The Federal Reserve’s balance sheet is taking center stage as Wall Street navigates through year-end volatility in overnight funding markets. As attention shifts away from the recent market fluctuations, focus intensifies on the duration the Federal Reserve can sustain its balance sheet unwinding without triggering further disruptions. Traders closely examine the Fed’s overnight reverse repurchase agreement facility (RRP), where eligible counterparties park excess cash. Withdrawals from this facility, driven by the pursuit of higher yields elsewhere, are expected to escalate repo market volatility as the RRP facility approaches depletion.
Recent gyrations in benchmarks like the Secured Overnight Financing Rate (SOFR), reaching a record high last week, hint at potential future volatility. Short-term normalization in rates on overnight repurchase agreements, collateralized by government debt, is anticipated this week following Treasury auctions and maturity of year-end term funding positions. As of December 29, SOFR, connected to repo transactions, fixed at 5.38%, down from its all-time high of 5.40%, according to New York Fed data.

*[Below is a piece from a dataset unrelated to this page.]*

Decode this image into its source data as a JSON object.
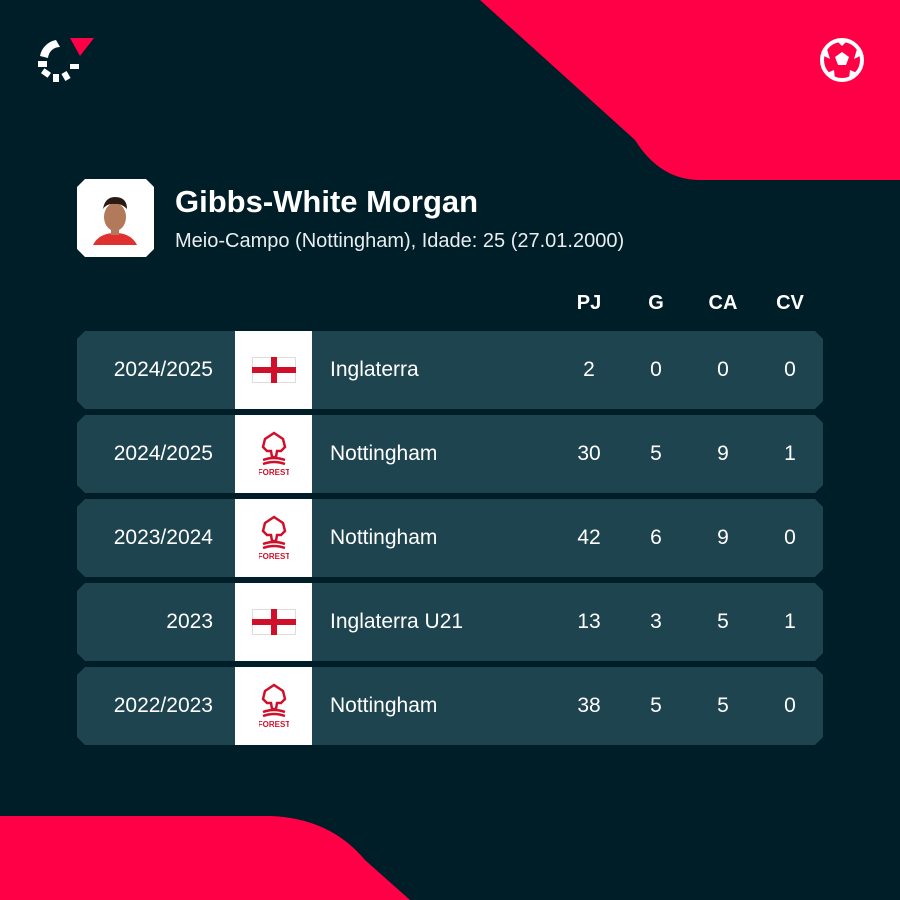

Analysts caution that recent rate fluctuations may be a prelude to more severe and frequent disruptions. If the Federal Reserve continues shrinking its balance sheet until the RRP facility is emptied, SOFR’s day-to-day pattern could resemble the pre-2020 experience rather than the stability seen in recent quarters, notes Wrightson ICAP economist Lou Crandall.
On Tuesday, 78 counterparties withdrew $313.6 billion from the RRP facility, marking the third-largest start-of-year outflow since its introduction in 2013. Balances at the facility plummeted by nearly $1.4 trillion until the last week of the year, influenced by a surge in Treasury bill issuance and the conclusion of interest rate hikes by the monetary authority.

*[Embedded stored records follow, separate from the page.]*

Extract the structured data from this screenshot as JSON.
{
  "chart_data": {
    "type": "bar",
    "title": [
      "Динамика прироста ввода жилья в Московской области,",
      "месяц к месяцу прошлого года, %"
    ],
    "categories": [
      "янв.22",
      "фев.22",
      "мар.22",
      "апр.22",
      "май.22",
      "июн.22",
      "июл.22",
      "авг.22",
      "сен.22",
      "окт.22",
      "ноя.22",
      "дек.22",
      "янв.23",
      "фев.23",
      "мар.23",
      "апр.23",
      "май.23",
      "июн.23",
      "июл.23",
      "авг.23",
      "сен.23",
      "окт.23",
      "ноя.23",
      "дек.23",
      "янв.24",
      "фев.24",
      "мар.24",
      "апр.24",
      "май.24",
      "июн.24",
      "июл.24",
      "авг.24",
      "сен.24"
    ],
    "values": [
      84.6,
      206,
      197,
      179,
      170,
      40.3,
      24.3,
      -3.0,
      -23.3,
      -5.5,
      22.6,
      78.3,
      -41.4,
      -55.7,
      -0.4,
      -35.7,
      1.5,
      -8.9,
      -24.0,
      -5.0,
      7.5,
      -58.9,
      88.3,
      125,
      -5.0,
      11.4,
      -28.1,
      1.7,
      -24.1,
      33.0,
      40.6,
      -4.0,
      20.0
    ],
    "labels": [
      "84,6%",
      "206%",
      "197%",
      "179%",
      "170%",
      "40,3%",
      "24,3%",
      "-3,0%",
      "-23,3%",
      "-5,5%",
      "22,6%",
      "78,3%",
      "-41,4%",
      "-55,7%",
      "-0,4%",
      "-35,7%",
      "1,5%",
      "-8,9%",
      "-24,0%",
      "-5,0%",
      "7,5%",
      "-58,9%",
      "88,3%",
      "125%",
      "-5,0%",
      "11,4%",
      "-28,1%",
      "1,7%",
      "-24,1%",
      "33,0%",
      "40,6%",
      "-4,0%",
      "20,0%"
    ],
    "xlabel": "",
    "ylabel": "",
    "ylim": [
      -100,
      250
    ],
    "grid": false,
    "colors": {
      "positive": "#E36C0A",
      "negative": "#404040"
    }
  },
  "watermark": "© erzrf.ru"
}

Wall Street strategists estimate complete depletion of balances at the RRP facility by the end of the second quarter. This projection raises the possibility of the central bank halting quantitative tightening, especially if bank reserves turn out to be scarcer than anticipated. Crandall suggests the Fed might need to cease balance sheet runoff before the RRP facility is entirely drained, allowing surplus cash in the facility to be redeployed into the repo market in case of funding market spikes.
In summary, the evolving dynamics of the Fed’s balance sheet and the RRP facility’s depletion are key considerations for market participants, with potential implications for repo market stability and interest rate movements.